Gerhard von Mende, Theodor Oberlander, Fritz Rudolf Arlt and Hans Helmuth Wolff;
https://www.historycaucasus.com/archives/jurgen-thorwald-papers-gerhard-von-mende-theodor-oberlander-fritz-rudolf-arlt-and-hans-helmuth-wolff/reader
Ernst Köstring;
https://www.historycaucasus.com/archives/jurgen-thorwald-papers-gerhard-von-mende-theodor-oberlander-fritz-rudolf-arlt-and-hans-helmuth-wolff-1/reader
Otto Brautigam;
https://www.historycaucasus.com/archives/jurgen-thorwald-papers-gerhard-von-mende-theodor-oberlander-fritz-rudolf-arlt-and-hans-helmuth-wolff-2/reader
Ralph von Heygendorf;
https://www.historycaucasus.com/archives/jurgen-thorwald-papers-gerhard-von-mende-theodor-oberlander-fritz-rudolf-arlt-and-hans-helmuth-wolff-3/reader

Otto Bräutigam (left) and Alfred Rosenberg (1942 visiting the Eastern Front)
(Click on the image for a larger view)
General Köstring (3rd from left) with members of Wehrmacht high command and Madjir Kochkarov, the Mayor of Kislovodsk in 1942
(Click on the image for a larger view)
I would also like to take this opportunity to share with you a translation of some passages from Jürgen Thorwald's work Die Illusion, which I mentioned above:
[…] Köstring had warned of a war with the Soviet Union and doubted that the Soviet Union had any intention of breaking the friendship pact and attacking Germany. The Soviets had rearmed, but out of fear of the increasingly powerful German Wehrmacht and for its own security. It was only the German attack that had brought about the life-and-death conflict in which the Soviet Union was now developing into a power that Germany would not be able to match militarily in the foreseeable future.

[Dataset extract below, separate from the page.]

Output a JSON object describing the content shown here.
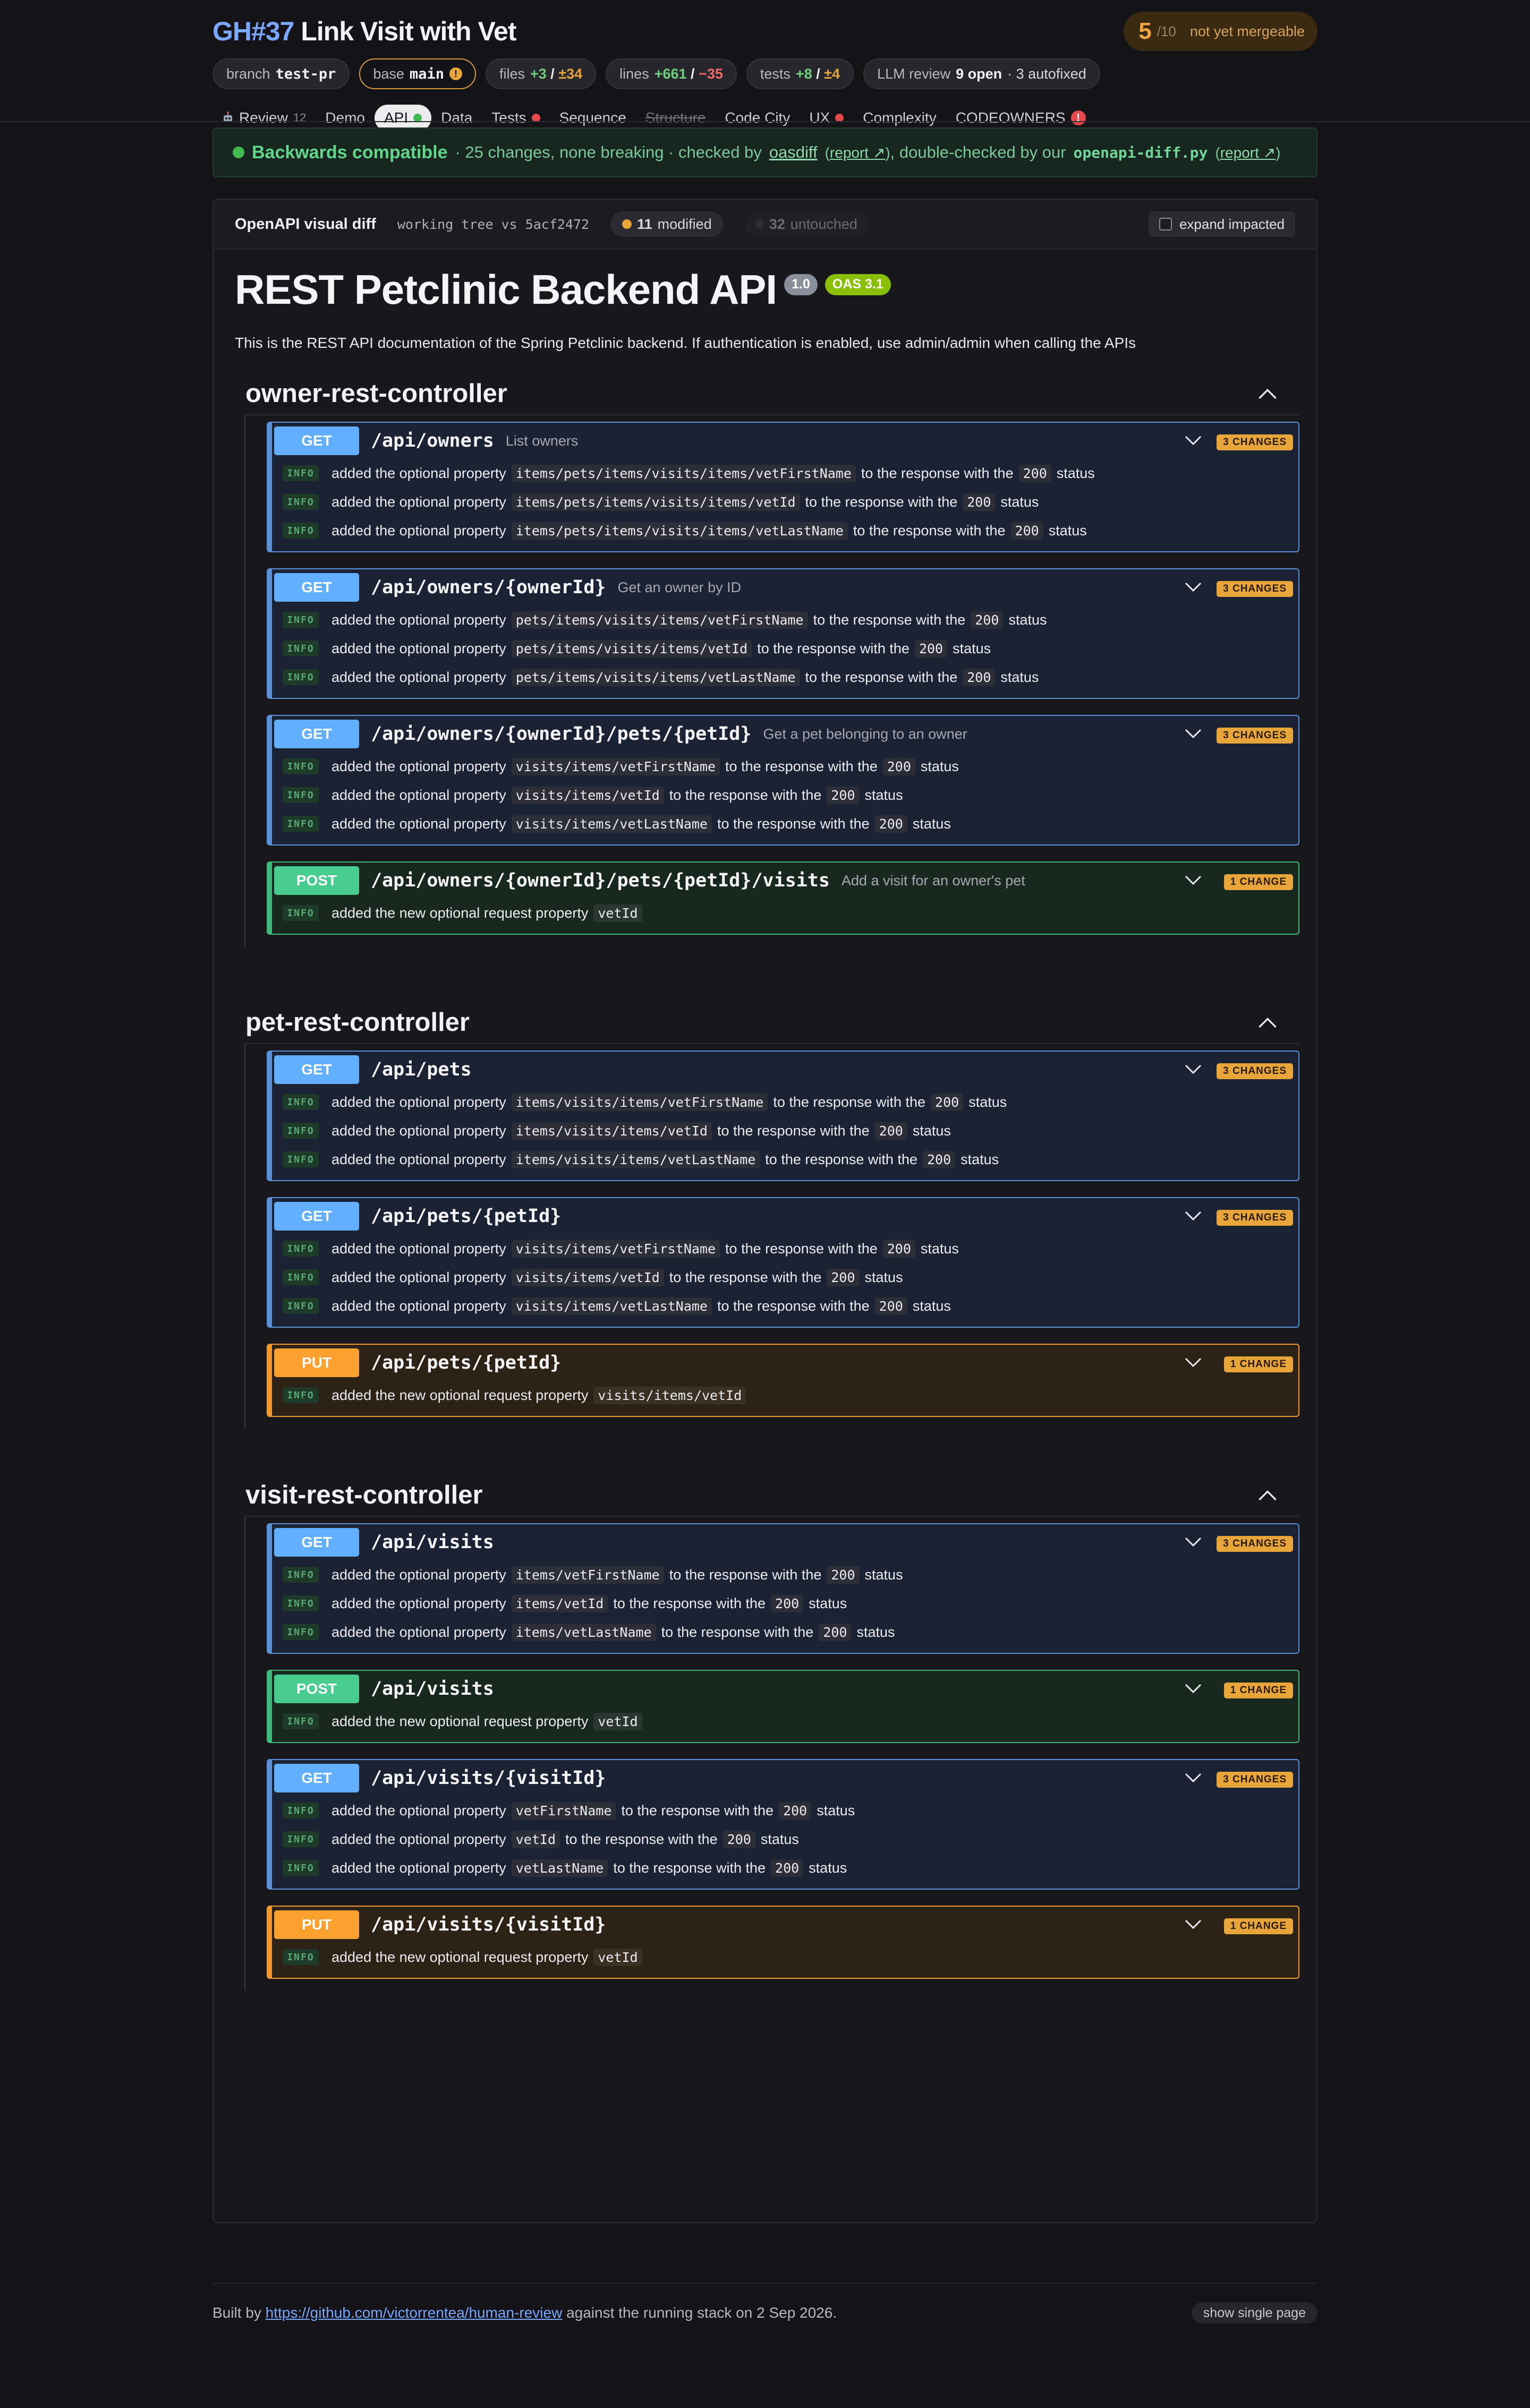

Hitler did not forget this warning of Köstring. He had indeed received Köstring when he returned to Germany from the Soviet Union via Baku-Tiflis-Cospoli in July 1941. However, he had finally abandoned him when Köstring warned against premature celebrations over the victories in the East. Since then, the general had lived idly in Berlin, with no hope of ever being asked for advice again. He had followed the political developments in the occupied territories of the Soviet Union with growing concern. He had also watched the start of the great summer offensive of 1942 in the south of the Eastern Front on July 1st without doing anything - skeptical, worried, without hope.
So, he was completely surprised when he received the order on August 10th, 1942, via the Army High Command to go to the headquarters of Army Group A, which was advancing towards the Caucasus.  His job title was to be: General Commissioner for the Caucasus.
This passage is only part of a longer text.